Underfloor heating on the upper floor or "normal" radiators?

  • Erstellt am 2011-02-28 09:15:47

hermo

2011-02-28 09:15:47
  • #1
Hello community,
we are currently planning our house and are somewhat undecided about the heating. We are planning a gas heating system and would like to have "normal" radiators on the upper floor, as we only heat our bedroom when it is really very cold. However, underfloor heating is too slow for that. It would be the same in the two children's rooms.

We know that no one can take this decision away from us, as everyone has their own opinion. But it would be nice if you could share your opinion with us... Does it still make sense to use normal radiators nowadays?

Many thanks
hermo
 

giftmischer

2011-02-28 13:24:40
  • #2
We also only have "normal" radiators upstairs for the same reason, except for the bathroom. There we have a combination of underfloor heating and a large towel radiator. By the way, this was a suggestion from the seller; originally, we wanted underfloor heating everywhere upstairs.
 

blurboy

2011-02-28 13:59:28
  • #3
Well, what do you mean by sluggish, not really more sluggish than night storage heaters, and if you come home in the afternoon or evening and notice it's cold outside, you turn on the heating, a modern house shouldn't cool down that quickly anyway. (naturally, you don't have a house provider supplying you with ridiculous wall construction and only barely meeting the Energy Saving Ordinance 2009 through tricks)
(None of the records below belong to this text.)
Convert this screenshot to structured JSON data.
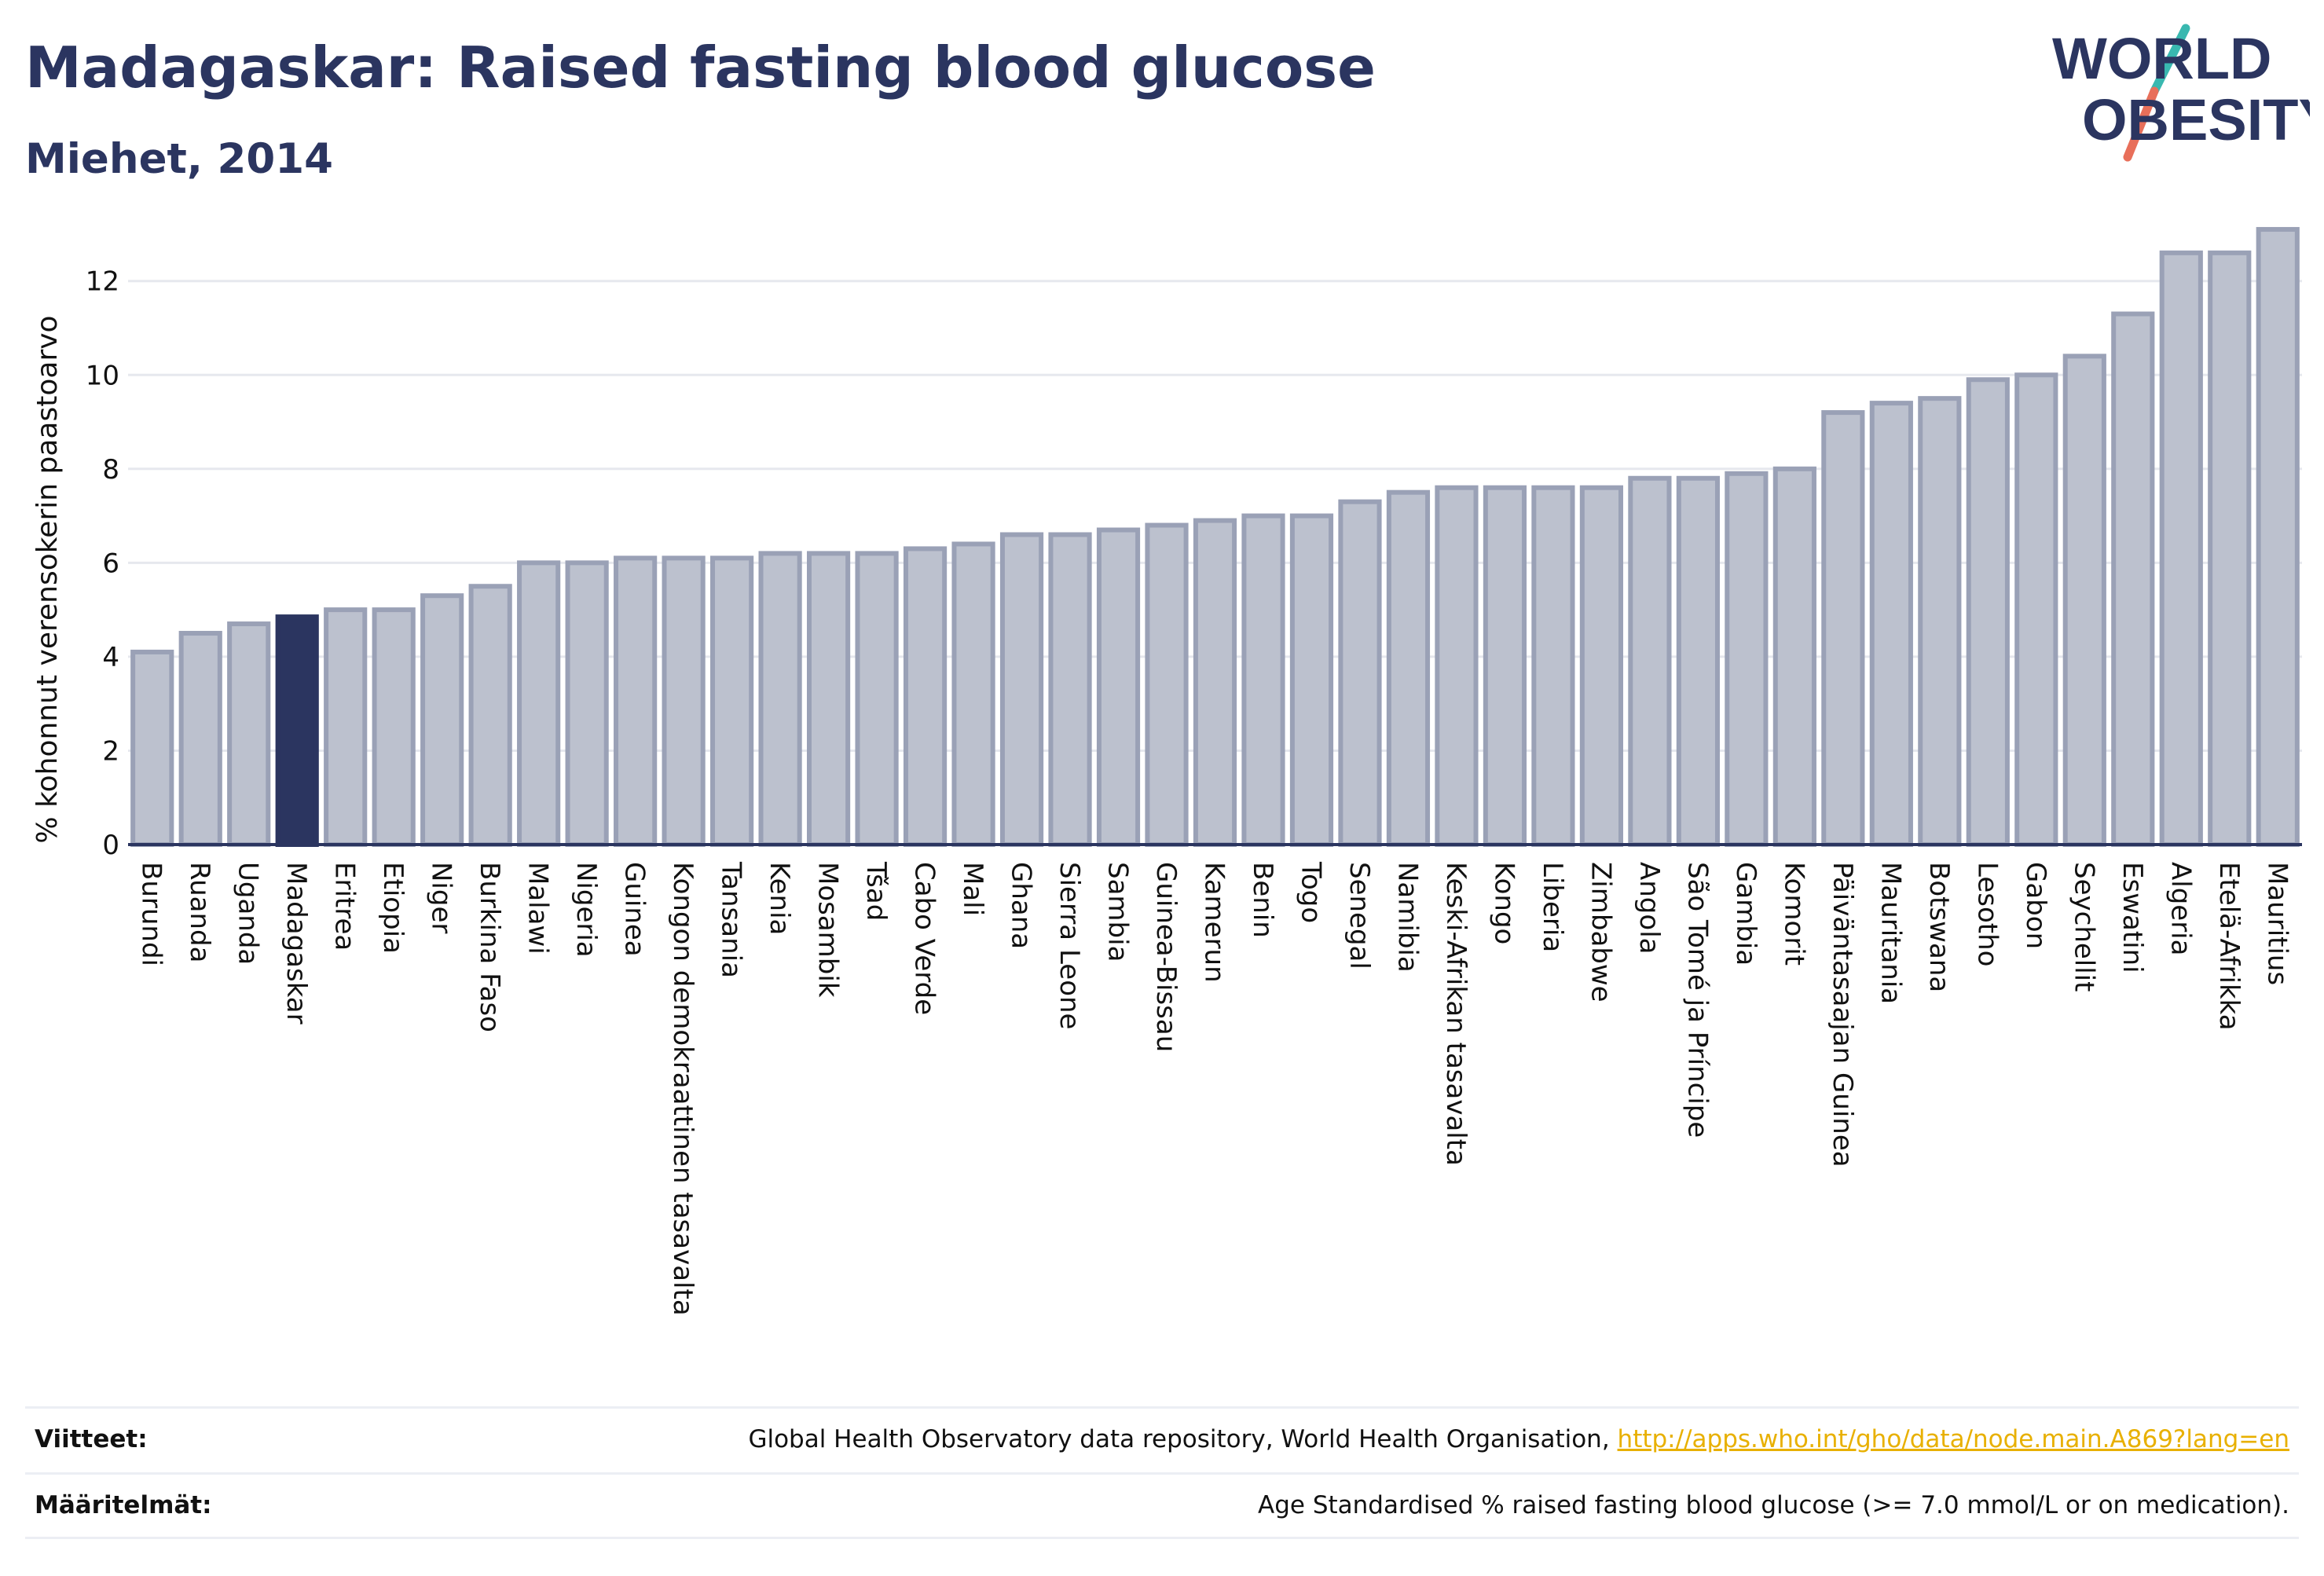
{
  "header": {
    "title": "Madagaskar: Raised fasting blood glucose",
    "subtitle": "Miehet, 2014"
  },
  "logo": {
    "line1": "WORLD",
    "line2": "OBESITY",
    "colors": {
      "text": "#2b3560",
      "slash_teal": "#39b8b0",
      "slash_coral": "#e86f5a"
    }
  },
  "chart_data": {
    "type": "bar",
    "title": "Madagaskar: Raised fasting blood glucose",
    "subtitle": "Miehet, 2014",
    "xlabel": "",
    "ylabel": "% kohonnut verensokerin paastoarvo",
    "ylim": [
      0,
      13.3
    ],
    "yticks": [
      0,
      2,
      4,
      6,
      8,
      10,
      12
    ],
    "grid": true,
    "legend": "none",
    "highlight": "Madagaskar",
    "colors": {
      "bar_fill": "#bcc1ce",
      "bar_stroke": "#9aa1b6",
      "highlight_fill": "#2b3560",
      "gridline": "#e6e8ee",
      "axis": "#2b3560"
    },
    "categories": [
      "Burundi",
      "Ruanda",
      "Uganda",
      "Madagaskar",
      "Eritrea",
      "Etiopia",
      "Niger",
      "Burkina Faso",
      "Malawi",
      "Nigeria",
      "Guinea",
      "Kongon demokraattinen tasavalta",
      "Tansania",
      "Kenia",
      "Mosambik",
      "Tšad",
      "Cabo Verde",
      "Mali",
      "Ghana",
      "Sierra Leone",
      "Sambia",
      "Guinea-Bissau",
      "Kamerun",
      "Benin",
      "Togo",
      "Senegal",
      "Namibia",
      "Keski-Afrikan tasavalta",
      "Kongo",
      "Liberia",
      "Zimbabwe",
      "Angola",
      "São Tomé ja Príncipe",
      "Gambia",
      "Komorit",
      "Päiväntasaajan Guinea",
      "Mauritania",
      "Botswana",
      "Lesotho",
      "Gabon",
      "Seychellit",
      "Eswatini",
      "Algeria",
      "Etelä-Afrikka",
      "Mauritius"
    ],
    "values": [
      4.1,
      4.5,
      4.7,
      4.85,
      5.0,
      5.0,
      5.3,
      5.5,
      6.0,
      6.0,
      6.1,
      6.1,
      6.1,
      6.2,
      6.2,
      6.2,
      6.3,
      6.4,
      6.6,
      6.6,
      6.7,
      6.8,
      6.9,
      7.0,
      7.0,
      7.3,
      7.5,
      7.6,
      7.6,
      7.6,
      7.6,
      7.8,
      7.8,
      7.9,
      8.0,
      9.2,
      9.4,
      9.5,
      9.9,
      10.0,
      10.4,
      11.3,
      12.6,
      12.6,
      13.1
    ]
  },
  "footer": {
    "sources_label": "Viitteet:",
    "sources_text": "Global Health Observatory data repository, World Health Organisation, ",
    "sources_link": "http://apps.who.int/gho/data/node.main.A869?lang=en",
    "definitions_label": "Määritelmät:",
    "definitions_text": "Age Standardised % raised fasting blood glucose (>= 7.0 mmol/L or on medication)."
  }
}
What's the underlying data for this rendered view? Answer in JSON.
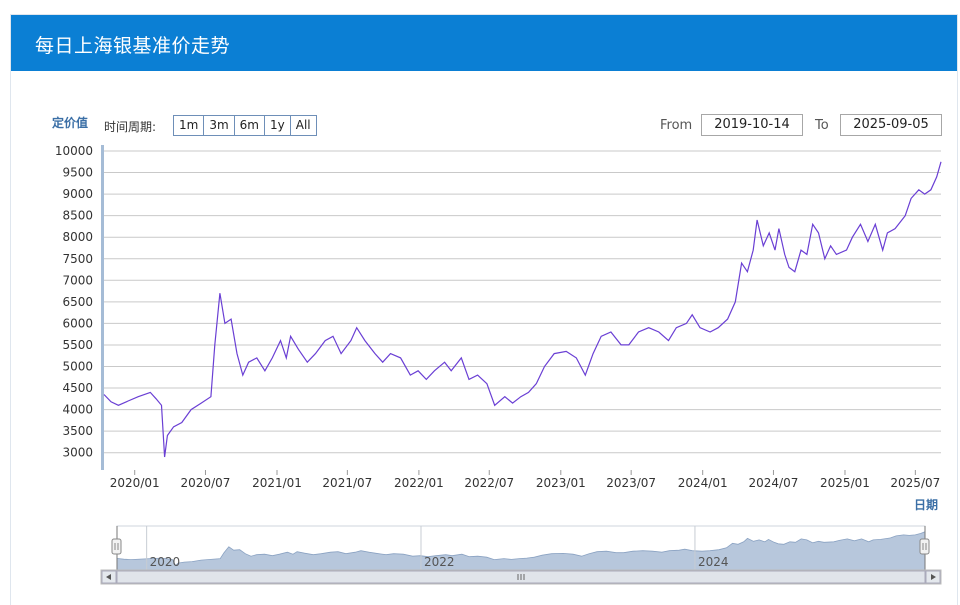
{
  "header": {
    "title": "每日上海银基准价走势"
  },
  "controls": {
    "period_label": "时间周期:",
    "periods": [
      "1m",
      "3m",
      "6m",
      "1y",
      "All"
    ],
    "from_label": "From",
    "from_value": "2019-10-14",
    "to_label": "To",
    "to_value": "2025-09-05"
  },
  "colors": {
    "header_bg": "#0b7fd4",
    "line": "#6a3fd4",
    "line_alt": "#d6394b",
    "navigator_fill": "#b7c7dc",
    "axis_unit": "#3b6fa6"
  },
  "chart_data": {
    "type": "line",
    "ylabel": "定价值",
    "xlabel": "日期",
    "ylim": [
      2700,
      10000
    ],
    "yticks": [
      10000,
      9500,
      9000,
      8500,
      8000,
      7500,
      7000,
      6500,
      6000,
      5500,
      5000,
      4500,
      4000,
      3500,
      3000
    ],
    "xlim": [
      "2019-10-14",
      "2025-09-05"
    ],
    "xticks": [
      "2020/01",
      "2020/07",
      "2021/01",
      "2021/07",
      "2022/01",
      "2022/07",
      "2023/01",
      "2023/07",
      "2024/01",
      "2024/07",
      "2025/01",
      "2025/07"
    ],
    "grid": true,
    "series": [
      {
        "points": [
          [
            "2019-10-14",
            4350
          ],
          [
            "2019-11-01",
            4180
          ],
          [
            "2019-11-20",
            4100
          ],
          [
            "2019-12-15",
            4200
          ],
          [
            "2020-01-10",
            4300
          ],
          [
            "2020-02-10",
            4400
          ],
          [
            "2020-02-25",
            4250
          ],
          [
            "2020-03-10",
            4100
          ],
          [
            "2020-03-18",
            2900
          ],
          [
            "2020-03-25",
            3400
          ],
          [
            "2020-04-10",
            3600
          ],
          [
            "2020-05-01",
            3700
          ],
          [
            "2020-05-25",
            4000
          ],
          [
            "2020-06-20",
            4150
          ],
          [
            "2020-07-15",
            4300
          ],
          [
            "2020-07-25",
            5500
          ],
          [
            "2020-08-07",
            6700
          ],
          [
            "2020-08-20",
            6000
          ],
          [
            "2020-09-05",
            6100
          ],
          [
            "2020-09-20",
            5300
          ],
          [
            "2020-10-05",
            4800
          ],
          [
            "2020-10-20",
            5100
          ],
          [
            "2020-11-10",
            5200
          ],
          [
            "2020-12-01",
            4900
          ],
          [
            "2020-12-20",
            5200
          ],
          [
            "2021-01-10",
            5600
          ],
          [
            "2021-01-25",
            5200
          ],
          [
            "2021-02-05",
            5700
          ],
          [
            "2021-02-25",
            5400
          ],
          [
            "2021-03-20",
            5100
          ],
          [
            "2021-04-10",
            5300
          ],
          [
            "2021-05-05",
            5600
          ],
          [
            "2021-05-25",
            5700
          ],
          [
            "2021-06-15",
            5300
          ],
          [
            "2021-07-10",
            5600
          ],
          [
            "2021-07-25",
            5900
          ],
          [
            "2021-08-15",
            5600
          ],
          [
            "2021-09-10",
            5300
          ],
          [
            "2021-09-30",
            5100
          ],
          [
            "2021-10-20",
            5300
          ],
          [
            "2021-11-15",
            5200
          ],
          [
            "2021-12-10",
            4800
          ],
          [
            "2021-12-30",
            4900
          ],
          [
            "2022-01-20",
            4700
          ],
          [
            "2022-02-10",
            4900
          ],
          [
            "2022-03-08",
            5100
          ],
          [
            "2022-03-25",
            4900
          ],
          [
            "2022-04-20",
            5200
          ],
          [
            "2022-05-10",
            4700
          ],
          [
            "2022-06-01",
            4800
          ],
          [
            "2022-06-25",
            4600
          ],
          [
            "2022-07-15",
            4100
          ],
          [
            "2022-08-10",
            4300
          ],
          [
            "2022-08-30",
            4150
          ],
          [
            "2022-09-20",
            4300
          ],
          [
            "2022-10-10",
            4400
          ],
          [
            "2022-10-30",
            4600
          ],
          [
            "2022-11-20",
            5000
          ],
          [
            "2022-12-15",
            5300
          ],
          [
            "2023-01-15",
            5350
          ],
          [
            "2023-02-10",
            5200
          ],
          [
            "2023-03-05",
            4800
          ],
          [
            "2023-03-25",
            5300
          ],
          [
            "2023-04-15",
            5700
          ],
          [
            "2023-05-10",
            5800
          ],
          [
            "2023-06-05",
            5500
          ],
          [
            "2023-06-25",
            5500
          ],
          [
            "2023-07-20",
            5800
          ],
          [
            "2023-08-15",
            5900
          ],
          [
            "2023-09-10",
            5800
          ],
          [
            "2023-10-05",
            5600
          ],
          [
            "2023-10-25",
            5900
          ],
          [
            "2023-11-20",
            6000
          ],
          [
            "2023-12-05",
            6200
          ],
          [
            "2023-12-25",
            5900
          ],
          [
            "2024-01-20",
            5800
          ],
          [
            "2024-02-10",
            5900
          ],
          [
            "2024-03-05",
            6100
          ],
          [
            "2024-03-25",
            6500
          ],
          [
            "2024-04-10",
            7400
          ],
          [
            "2024-04-25",
            7200
          ],
          [
            "2024-05-10",
            7700
          ],
          [
            "2024-05-20",
            8400
          ],
          [
            "2024-06-05",
            7800
          ],
          [
            "2024-06-20",
            8100
          ],
          [
            "2024-07-05",
            7700
          ],
          [
            "2024-07-15",
            8200
          ],
          [
            "2024-07-30",
            7600
          ],
          [
            "2024-08-10",
            7300
          ],
          [
            "2024-08-25",
            7200
          ],
          [
            "2024-09-10",
            7700
          ],
          [
            "2024-09-25",
            7600
          ],
          [
            "2024-10-10",
            8300
          ],
          [
            "2024-10-25",
            8100
          ],
          [
            "2024-11-10",
            7500
          ],
          [
            "2024-11-25",
            7800
          ],
          [
            "2024-12-10",
            7600
          ],
          [
            "2025-01-05",
            7700
          ],
          [
            "2025-01-20",
            8000
          ],
          [
            "2025-02-10",
            8300
          ],
          [
            "2025-03-01",
            7900
          ],
          [
            "2025-03-20",
            8300
          ],
          [
            "2025-04-08",
            7700
          ],
          [
            "2025-04-20",
            8100
          ],
          [
            "2025-05-10",
            8200
          ],
          [
            "2025-06-05",
            8500
          ],
          [
            "2025-06-20",
            8900
          ],
          [
            "2025-07-10",
            9100
          ],
          [
            "2025-07-25",
            9000
          ],
          [
            "2025-08-10",
            9100
          ],
          [
            "2025-08-25",
            9400
          ],
          [
            "2025-09-05",
            9750
          ]
        ]
      }
    ],
    "navigator_labels": [
      "2020",
      "2022",
      "2024"
    ]
  }
}
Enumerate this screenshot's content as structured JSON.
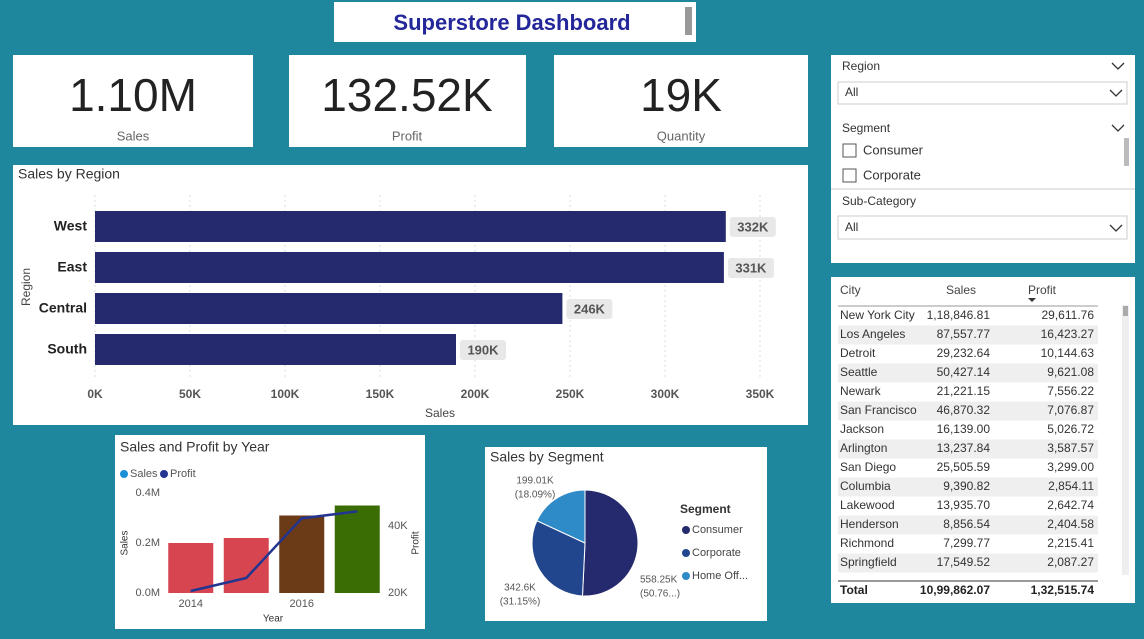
{
  "header": {
    "title": "Superstore Dashboard"
  },
  "kpis": [
    {
      "value": "1.10M",
      "label": "Sales"
    },
    {
      "value": "132.52K",
      "label": "Profit"
    },
    {
      "value": "19K",
      "label": "Quantity"
    }
  ],
  "filters": {
    "region": {
      "label": "Region",
      "value": "All"
    },
    "segment": {
      "label": "Segment",
      "options": [
        "Consumer",
        "Corporate"
      ]
    },
    "subcategory": {
      "label": "Sub-Category",
      "value": "All"
    }
  },
  "chart_data": [
    {
      "type": "bar",
      "orientation": "horizontal",
      "title": "Sales by Region",
      "x_label": "Sales",
      "y_label": "Region",
      "categories": [
        "West",
        "East",
        "Central",
        "South"
      ],
      "values": [
        332000,
        331000,
        246000,
        190000
      ],
      "value_labels": [
        "332K",
        "331K",
        "246K",
        "190K"
      ],
      "color": "#252a6e",
      "xlim": [
        0,
        370000
      ],
      "xticks": [
        {
          "value": 0,
          "label": "0K"
        },
        {
          "value": 50000,
          "label": "50K"
        },
        {
          "value": 100000,
          "label": "100K"
        },
        {
          "value": 150000,
          "label": "150K"
        },
        {
          "value": 200000,
          "label": "200K"
        },
        {
          "value": 250000,
          "label": "250K"
        },
        {
          "value": 300000,
          "label": "300K"
        },
        {
          "value": 350000,
          "label": "350K"
        }
      ],
      "grid": true
    },
    {
      "type": "combo",
      "title": "Sales and Profit by Year",
      "x_label": "Year",
      "y_label": "Sales",
      "y2_label": "Profit",
      "categories": [
        2014,
        null,
        2016,
        null
      ],
      "series": [
        {
          "name": "Sales",
          "color": "#1a8fd6",
          "colors": [
            "#d64550",
            "#d64550",
            "#6b3a16",
            "#3a6e05"
          ],
          "values": [
            200000,
            220000,
            310000,
            350000
          ]
        },
        {
          "name": "Profit",
          "color": "#233590",
          "axis": "y2",
          "values": [
            20600,
            24500,
            42400,
            44500
          ]
        }
      ],
      "ylim": [
        0,
        400000
      ],
      "yticks": [
        {
          "value": 0,
          "label": "0.0M"
        },
        {
          "value": 200000,
          "label": "0.2M"
        },
        {
          "value": 400000,
          "label": "0.4M"
        }
      ],
      "y2lim": [
        20000,
        50000
      ],
      "y2ticks": [
        {
          "value": 20000,
          "label": "20K"
        },
        {
          "value": 40000,
          "label": "40K"
        }
      ]
    },
    {
      "type": "pie",
      "title": "Sales by Segment",
      "legend_title": "Segment",
      "categories": [
        "Consumer",
        "Corporate",
        "Home Off..."
      ],
      "values": [
        558250,
        342600,
        199010
      ],
      "value_labels": [
        "558.25K",
        "342.6K",
        "199.01K"
      ],
      "percent_labels": [
        "(50.76...)",
        "(31.15%)",
        "(18.09%)"
      ],
      "colors": [
        "#252a6e",
        "#22468d",
        "#2f8ac8"
      ]
    }
  ],
  "table": {
    "columns": [
      "City",
      "Sales",
      "Profit"
    ],
    "rows": [
      [
        "New York City",
        "1,18,846.81",
        "29,611.76"
      ],
      [
        "Los Angeles",
        "87,557.77",
        "16,423.27"
      ],
      [
        "Detroit",
        "29,232.64",
        "10,144.63"
      ],
      [
        "Seattle",
        "50,427.14",
        "9,621.08"
      ],
      [
        "Newark",
        "21,221.15",
        "7,556.22"
      ],
      [
        "San Francisco",
        "46,870.32",
        "7,076.87"
      ],
      [
        "Jackson",
        "16,139.00",
        "5,026.72"
      ],
      [
        "Arlington",
        "13,237.84",
        "3,587.57"
      ],
      [
        "San Diego",
        "25,505.59",
        "3,299.00"
      ],
      [
        "Columbia",
        "9,390.82",
        "2,854.11"
      ],
      [
        "Lakewood",
        "13,935.70",
        "2,642.74"
      ],
      [
        "Henderson",
        "8,856.54",
        "2,404.58"
      ],
      [
        "Richmond",
        "7,299.77",
        "2,215.41"
      ],
      [
        "Springfield",
        "17,549.52",
        "2,087.27"
      ]
    ],
    "total": [
      "Total",
      "10,99,862.07",
      "1,32,515.74"
    ]
  }
}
Anyway, with a single-family house, you will save at most a low four-figure sum if you rely on radiators on the ground floor.

But with underfloor heating you would have these advantages:
- better indoor climate (my opinion)
- lower heating costs
- the possibility to heat later with a heat pump if gas might become unaffordable in 10-15 years, if once again some monarchic ruler goes crazy somewhere!
 

giftmischer

2011-02-28 15:59:11
  • #4


Good question

Technically, I haven’t looked into it in detail. I only know that the radiators are low-temperature radiators. Since we have not moved in yet and the system is still being installed, I’m currently at a loss, but I seem to remember that everything runs with the same flow temperature.

Regards
Andreas
 

TomTom1

2011-03-31 11:17:43
  • #5
Hello!

So, we faced exactly the same problems – and decided against underfloor heating.

You can’t really generalize the matter. With tiled floors in the living room, underfloor heating is certainly quite nice. With floating parquet, it’s rather counterproductive. Gluing down parquet is again something for a professional – and not everyone wants 50 kg (!) of glue in the living space.

With the split (ground floor: underfloor heating, upper floor: radiators), you either need separate controls (which costs money again) or huge radiators to eventually switch to geothermal energy.

The insulation of new houses can’t compensate for the inertia of underfloor heating – unless you keep the windows in the bedrooms closed and we don’t want to extend the topic to controlled residential ventilation with heat recovery, do we?

Conclusion: Underfloor heating, geothermal energy, and ventilation are ideal – if you have a lot of money.

For us, there was only enough for gas, a wood stove, and radiators – if you let your wife pick the latter (company Vasco) you’ll still get rid of your money.

Regards, TomTom1.
 

perlenmann

2011-03-31 15:28:32
  • #6
Just keep in mind that with underfloor heating, a possible switch to a heat pump later on is easy (lower flow temperature).